米国は、公的保険縮小・医療保険民営化に大きく舵を切る 

トランプ次期米国大統領は、厚生局長官にトム プライスを任命した。共和党の議員であるプライスは、長年、医療保険を民営化することを主張してきた人物だ。

次期政権では、すでにオバマケアは廃止されることが決まっている。オバマケアは、2000万人の無保険者を減らしたが、低保険者には恩恵がほとんどなく、多くの国民は負担増になることに批判が集まっていた。オバマケア廃止によって国民皆保険への歩みが逆行することは確実だ。さらに、低所得者のためのMedicaidは規模縮小、高齢者へのMedicareは民営化が検討されるという。

これは対岸の火事では決してない。
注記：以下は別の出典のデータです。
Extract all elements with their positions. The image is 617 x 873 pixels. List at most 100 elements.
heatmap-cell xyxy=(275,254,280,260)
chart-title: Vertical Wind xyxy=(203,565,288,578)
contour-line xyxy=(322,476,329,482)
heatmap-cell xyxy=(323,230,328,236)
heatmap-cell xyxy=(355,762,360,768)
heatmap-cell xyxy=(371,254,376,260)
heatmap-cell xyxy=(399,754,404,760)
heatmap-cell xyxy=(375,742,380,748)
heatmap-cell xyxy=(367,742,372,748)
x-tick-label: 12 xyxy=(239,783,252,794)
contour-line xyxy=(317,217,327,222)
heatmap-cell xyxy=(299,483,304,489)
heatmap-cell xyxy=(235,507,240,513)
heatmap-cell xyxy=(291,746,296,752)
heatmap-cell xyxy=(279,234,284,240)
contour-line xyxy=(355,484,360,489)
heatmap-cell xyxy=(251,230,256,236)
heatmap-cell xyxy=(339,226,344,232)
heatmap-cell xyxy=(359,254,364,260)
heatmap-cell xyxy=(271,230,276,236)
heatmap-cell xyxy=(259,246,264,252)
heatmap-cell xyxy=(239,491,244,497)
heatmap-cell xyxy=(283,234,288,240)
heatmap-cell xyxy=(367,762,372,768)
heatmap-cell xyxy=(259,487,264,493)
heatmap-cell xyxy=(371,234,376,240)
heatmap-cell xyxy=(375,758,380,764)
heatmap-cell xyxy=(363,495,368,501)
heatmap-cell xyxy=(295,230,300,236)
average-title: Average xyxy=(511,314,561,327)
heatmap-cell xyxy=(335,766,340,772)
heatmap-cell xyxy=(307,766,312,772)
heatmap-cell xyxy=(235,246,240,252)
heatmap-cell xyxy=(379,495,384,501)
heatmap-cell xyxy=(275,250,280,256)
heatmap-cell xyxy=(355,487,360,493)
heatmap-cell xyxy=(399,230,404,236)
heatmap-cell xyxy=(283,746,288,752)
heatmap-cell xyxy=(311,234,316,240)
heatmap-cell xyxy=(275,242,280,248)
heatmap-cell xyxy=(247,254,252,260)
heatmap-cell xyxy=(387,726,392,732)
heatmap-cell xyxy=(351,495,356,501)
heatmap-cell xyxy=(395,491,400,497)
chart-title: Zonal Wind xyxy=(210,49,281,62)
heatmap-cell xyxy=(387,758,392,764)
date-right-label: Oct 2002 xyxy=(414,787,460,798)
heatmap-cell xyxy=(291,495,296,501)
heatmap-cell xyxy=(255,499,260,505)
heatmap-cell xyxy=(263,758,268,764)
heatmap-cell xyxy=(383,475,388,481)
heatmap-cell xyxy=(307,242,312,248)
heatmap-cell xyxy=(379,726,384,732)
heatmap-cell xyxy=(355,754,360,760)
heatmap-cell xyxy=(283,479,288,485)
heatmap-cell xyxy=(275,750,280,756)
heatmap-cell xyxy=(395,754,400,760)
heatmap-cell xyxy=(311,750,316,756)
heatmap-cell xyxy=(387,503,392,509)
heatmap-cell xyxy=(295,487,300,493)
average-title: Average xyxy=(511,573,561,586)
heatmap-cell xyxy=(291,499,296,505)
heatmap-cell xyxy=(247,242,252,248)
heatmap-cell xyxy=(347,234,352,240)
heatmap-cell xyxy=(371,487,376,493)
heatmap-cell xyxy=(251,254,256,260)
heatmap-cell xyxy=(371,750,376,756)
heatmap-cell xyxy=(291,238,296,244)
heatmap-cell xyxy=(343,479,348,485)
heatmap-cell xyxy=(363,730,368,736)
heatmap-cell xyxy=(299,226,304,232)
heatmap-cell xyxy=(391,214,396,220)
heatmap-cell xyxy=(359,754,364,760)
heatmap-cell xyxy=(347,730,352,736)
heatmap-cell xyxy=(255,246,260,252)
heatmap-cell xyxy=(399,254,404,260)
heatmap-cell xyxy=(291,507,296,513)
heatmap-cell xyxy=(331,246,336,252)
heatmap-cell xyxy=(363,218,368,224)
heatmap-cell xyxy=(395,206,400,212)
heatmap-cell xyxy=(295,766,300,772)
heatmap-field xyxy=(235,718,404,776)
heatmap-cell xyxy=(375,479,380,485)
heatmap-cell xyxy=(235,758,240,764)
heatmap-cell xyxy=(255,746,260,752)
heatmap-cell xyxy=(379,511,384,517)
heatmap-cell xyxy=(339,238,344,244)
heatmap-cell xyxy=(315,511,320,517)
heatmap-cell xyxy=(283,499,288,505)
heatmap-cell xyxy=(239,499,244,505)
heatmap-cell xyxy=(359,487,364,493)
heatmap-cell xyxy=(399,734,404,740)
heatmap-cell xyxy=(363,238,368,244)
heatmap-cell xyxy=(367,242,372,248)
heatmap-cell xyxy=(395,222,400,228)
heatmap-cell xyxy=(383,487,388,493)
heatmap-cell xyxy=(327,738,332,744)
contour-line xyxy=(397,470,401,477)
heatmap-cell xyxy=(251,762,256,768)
この国会で、わが国政府は、高齢者医療費負担増、年金減額を方向づけた。財務省の本音としては、国民皆保険は無くしたいところだろう。おそらく、トランプ政権が誕生すると、予告通り、二国間自由貿易交渉が始まる。米国が、出発点にするのはTPP交渉でわが国が譲歩した条件である。以前から繰り返している通り、米国にあるグローバル保険資本は、日本の公的保険制度を貿易・参入障壁として攻撃するはずだ。上記の通りの、公的保険の最大限の縮小、医療保険の民営化に、わが国は進むはずだ。表向き、公的保険、国民皆保険を守ると言っているが、「外圧」で守れなくなったという好都合な口実を、わが国政府は手に入れるはずだ。

国民の多くは、公的保険がなくなって初めてその有難みを理解するのだろう。